With apologies to patel_vijay for expanding on his solution ...
Quote:
Or you can acess the base class properties in deried class using this or base keyword.
here is an example...
Say you have something set up like
public class OldCar
{
protected int aHiddenProp;
public int AHiddenProp
{
get { return aHiddenProp; }
set { aHiddenProp = value; }
}
}
public class NewCar : OldCar
{
private bool _isAirBag;
public bool IsAirBag
{
get { return _isAirBag; }
set { _isAirBag = value; }
}
public string showValues()
{
base.AHiddenProp = 4;
return _isAirBag.ToString() + ' ' + base.AHiddenProp.ToString();
}
}
then anything creating an instance of the NewCar class can use the underlying base class properties as well...

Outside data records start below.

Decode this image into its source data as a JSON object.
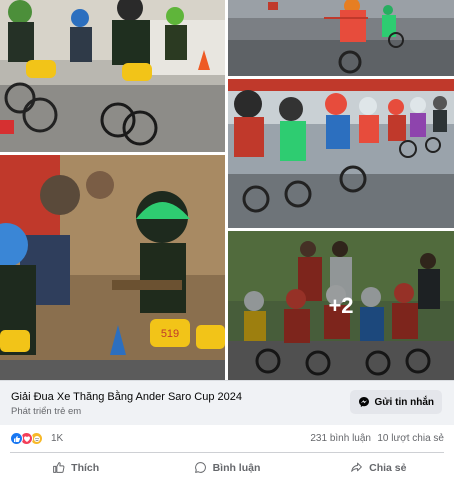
{
  "photos": {
    "more_count": "+2"
  },
  "link_preview": {
    "title": "Giải Đua Xe Thăng Bằng Ander Saro Cup 2024",
    "subtitle": "Phát triển trẻ em",
    "message_button": "Gửi tin nhắn"
  },
  "stats": {
    "reaction_count": "1K",
    "comments": "231 bình luận",
    "shares": "10 lượt chia sẻ"
  },
  "actions": {
    "like": "Thích",
    "comment": "Bình luận",
    "share": "Chia sẻ"
  },
  "colors": {
    "accent": "#1877f2",
    "love": "#f33e58",
    "care": "#f7b928",
    "muted_text": "#65676b",
    "preview_bg": "#f0f2f5"
  }
}
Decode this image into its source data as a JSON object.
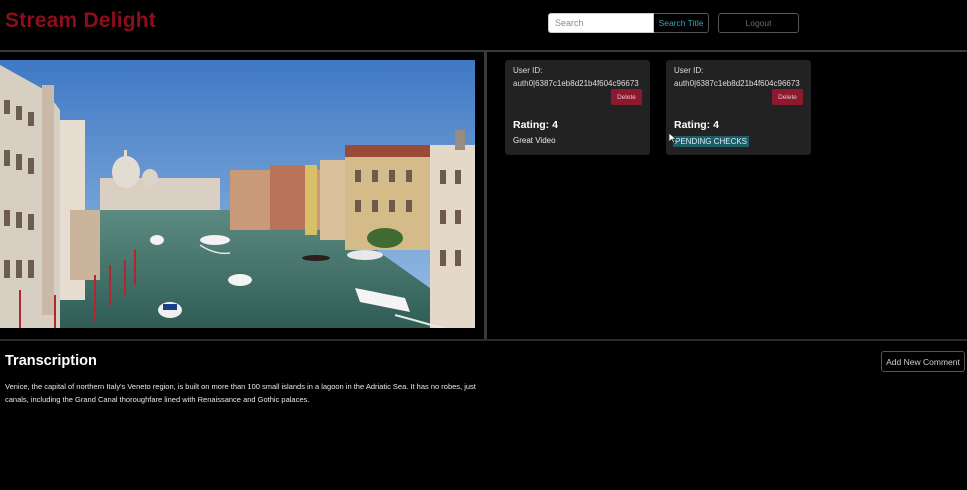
{
  "header": {
    "brand": "Stream Delight",
    "search_placeholder": "Search",
    "search_button": "Search Title",
    "logout_button": "Logout"
  },
  "video": {
    "thumbnail_icon": "video-frame"
  },
  "comments": [
    {
      "user_id_label": "User ID:",
      "user_id": "auth0|6387c1eb8d21b4f604c96673",
      "delete_label": "Delete",
      "rating": "Rating: 4",
      "comment": "Great Video"
    },
    {
      "user_id_label": "User ID:",
      "user_id": "auth0|6387c1eb8d21b4f604c96673",
      "delete_label": "Delete",
      "rating": "Rating: 4",
      "comment": "PENDING CHECKS"
    }
  ],
  "transcription": {
    "title": "Transcription",
    "text": "Venice, the capital of northern Italy's Veneto region, is built on more than 100 small islands in a lagoon in the Adriatic Sea. It has no robes, just canals, including the Grand Canal thoroughfare lined with Renaissance and Gothic palaces.",
    "add_comment_button": "Add New Comment"
  },
  "colors": {
    "brand": "#8b0e1a",
    "search_button_text": "#3aa3b8",
    "delete_button": "#8b1a2e",
    "pending_highlight": "#1d5d68",
    "card_bg": "#222222"
  }
}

private void button1_Click(object sender, EventArgs e)
{
NewCar nc = new NewCar();
nc.AHiddenProp = 3;
nc.IsAirBag = true;
MessageBox.Show(nc.showValues());
}
The messageBox will display "True 4" because I've adjusted the value in the showValues function
[Edit]
If you (really) want to pass an instance of OldCar to NewCar then you will have to write an appropriate constructor for NewCar e.g.
public NewCar() { }
public NewCar(OldCar oc)
{
this.AHiddenProp = oc.AHiddenProp;
}
but the better route is just to use NewCar in the first place.